Pelagius, Pelagianism

Pelagianism is that teaching, originating in the late fourth century, which stresses man's ability to repent.

 

Pelagius was an eminently moral person, who became a fashionable teacher at Rome late in the fourth century. British by birth, he was a zealous ascetic. Whether he was a monk or not we cannot say, but he clearly supported monastic ideals. In his early writings he argued against the Arians but fired his big guns against the Manichaeans. Their dualistic fatalism infuriated the moralist in him.

 

When the Visigoths surged upon Rome in 410/411, Pelagius sought refuge in Africa. After avoiding an encounter with Augustine, he moved on to Jerusalem, where he gained a good reputation.
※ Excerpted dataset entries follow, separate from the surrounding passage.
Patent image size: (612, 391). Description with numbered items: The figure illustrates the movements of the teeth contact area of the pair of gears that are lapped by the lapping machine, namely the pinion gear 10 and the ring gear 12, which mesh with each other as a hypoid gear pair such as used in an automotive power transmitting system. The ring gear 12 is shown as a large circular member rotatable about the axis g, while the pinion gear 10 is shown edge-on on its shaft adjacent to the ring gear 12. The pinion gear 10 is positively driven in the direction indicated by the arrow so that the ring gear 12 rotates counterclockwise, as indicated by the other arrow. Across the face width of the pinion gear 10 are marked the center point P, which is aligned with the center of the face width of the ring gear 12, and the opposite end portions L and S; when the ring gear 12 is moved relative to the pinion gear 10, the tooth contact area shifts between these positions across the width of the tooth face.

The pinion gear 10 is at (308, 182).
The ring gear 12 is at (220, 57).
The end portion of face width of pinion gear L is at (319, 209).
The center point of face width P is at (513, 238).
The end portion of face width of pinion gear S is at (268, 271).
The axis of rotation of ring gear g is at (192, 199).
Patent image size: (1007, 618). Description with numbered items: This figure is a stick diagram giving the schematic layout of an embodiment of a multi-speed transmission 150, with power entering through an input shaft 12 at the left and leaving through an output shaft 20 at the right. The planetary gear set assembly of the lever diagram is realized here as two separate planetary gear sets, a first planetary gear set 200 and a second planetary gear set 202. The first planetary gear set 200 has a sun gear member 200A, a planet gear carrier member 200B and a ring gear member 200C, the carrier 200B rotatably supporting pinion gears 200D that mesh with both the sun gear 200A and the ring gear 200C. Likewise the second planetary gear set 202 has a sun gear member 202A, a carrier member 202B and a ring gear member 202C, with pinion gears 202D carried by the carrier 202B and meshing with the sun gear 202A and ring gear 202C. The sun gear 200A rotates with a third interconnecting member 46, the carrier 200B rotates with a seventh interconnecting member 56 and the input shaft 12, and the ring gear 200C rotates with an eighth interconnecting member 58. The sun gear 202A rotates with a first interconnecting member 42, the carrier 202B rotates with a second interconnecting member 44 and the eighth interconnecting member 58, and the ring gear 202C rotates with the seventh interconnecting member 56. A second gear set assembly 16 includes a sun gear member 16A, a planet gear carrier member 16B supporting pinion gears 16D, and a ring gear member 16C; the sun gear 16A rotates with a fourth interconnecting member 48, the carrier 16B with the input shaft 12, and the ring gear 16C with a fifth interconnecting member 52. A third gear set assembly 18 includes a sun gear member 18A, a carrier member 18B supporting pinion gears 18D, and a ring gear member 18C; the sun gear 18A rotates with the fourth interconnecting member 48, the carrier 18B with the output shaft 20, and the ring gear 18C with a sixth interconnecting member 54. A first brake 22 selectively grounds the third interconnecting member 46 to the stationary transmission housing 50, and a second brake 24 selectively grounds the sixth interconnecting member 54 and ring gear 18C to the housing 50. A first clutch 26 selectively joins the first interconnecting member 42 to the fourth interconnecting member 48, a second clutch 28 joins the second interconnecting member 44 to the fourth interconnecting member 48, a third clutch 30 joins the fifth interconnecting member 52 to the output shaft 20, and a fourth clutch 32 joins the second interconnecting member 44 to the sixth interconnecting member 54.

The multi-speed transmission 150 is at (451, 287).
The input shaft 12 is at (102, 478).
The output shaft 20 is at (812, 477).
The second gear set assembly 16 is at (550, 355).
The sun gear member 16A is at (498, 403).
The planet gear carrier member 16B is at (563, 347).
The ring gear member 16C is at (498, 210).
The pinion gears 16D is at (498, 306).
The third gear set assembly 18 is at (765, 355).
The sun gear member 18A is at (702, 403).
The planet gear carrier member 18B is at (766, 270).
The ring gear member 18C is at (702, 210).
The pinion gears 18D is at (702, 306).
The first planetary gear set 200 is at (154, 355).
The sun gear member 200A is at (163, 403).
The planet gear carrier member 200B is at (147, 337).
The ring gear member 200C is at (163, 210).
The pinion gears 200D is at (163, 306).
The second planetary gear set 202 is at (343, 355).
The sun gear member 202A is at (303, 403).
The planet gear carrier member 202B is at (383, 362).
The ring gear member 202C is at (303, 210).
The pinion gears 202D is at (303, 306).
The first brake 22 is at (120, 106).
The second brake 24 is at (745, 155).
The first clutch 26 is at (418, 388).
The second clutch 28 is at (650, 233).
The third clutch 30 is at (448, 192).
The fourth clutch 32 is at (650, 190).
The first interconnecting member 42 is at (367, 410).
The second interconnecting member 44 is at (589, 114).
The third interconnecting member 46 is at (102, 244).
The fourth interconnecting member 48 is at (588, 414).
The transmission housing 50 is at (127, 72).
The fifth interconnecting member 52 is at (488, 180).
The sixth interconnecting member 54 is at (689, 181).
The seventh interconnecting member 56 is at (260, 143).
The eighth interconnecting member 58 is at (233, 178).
No one took offense at his teaching.

 

Meanwhile in Africa, Pelagius's pupil Coelestius, a less cautious and more superficial man, had pointedly drawn out the consequences of Pelagius's teaching on freedom. Churchmen in the area of Carthage solemnly charged him with heresy. According to Augustine, Coelestius did not accept the "remission of sins" in infant baptism. Such an assertion of "innocence" of newborn babies denied the basic relationship in which all men stand "since Adam." It was claiming that unredeemed man is sound and free to do all good. It was rendering salvation by Christ superfluous. The keystone of Pelagianism is the idea of man's unconditional free will and his moral responsibility. In creating man God did not subject him, like other creatures, to the law of nature but gave him the unique privilege of accomplishing the divine will by his own choice. This possibility of freely choosing the good entails the possibility of choosing evil.  In other words, when man sins it is not God's fault!

 

Pelagius believed that there are three features in human action: 1) power (posse), 2) will (velle), and the 3) realization (esse). The first comes exclusively from God; the other two belong to man. Thus, as man acts, he merits praise or blame. Whatever his followers may have said, Pelagius himself held the conception of a divine law proclaiming to men what they ought to do and setting before them the prospect of supernatural rewards and punishments. If man enjoys freedom of choice, it is by the express bounty of his Creator; he ought to use it for those ends that God prescribes.

 

The rest of Pelagianism flows from this central thought of freedom. First, it rejects the idea that man's will has any intrinsic bias in favor of wrongdoing as a result of the fall. Since each soul is created immediately by God, as Pelagius believed, then it cannot come into the world soiled by original sin transmitted from Adam. Before a person begins exercising his will, "there is only in him what God has created." The effect of infant baptism, then, is not eternal life but "spiritual illumination, adoption as children of God, citizenship of the heavenly Jerusalem."

 

Second, Pelagius considers grace purely an external aid provided by God. He leaves no room for any special interior action of God upon the soul. By "grace" Pelagius really means free will itself or the revelation of God's law through reason, instructing

us in what we should do and holding out to us eternal sanctions. Since this revelation has become obscured through evil customs, grace now includes the law of Moses and the teaching and example of Christ.

 

This grace is offered equally to all. God is no respecter of persons. By obedience to God's Spirit, men advance in holiness. God's predestination operates according to the quality of the lives God foresees men will lead.  It does reflect an awareness of man's high calling and the claims of the moral law.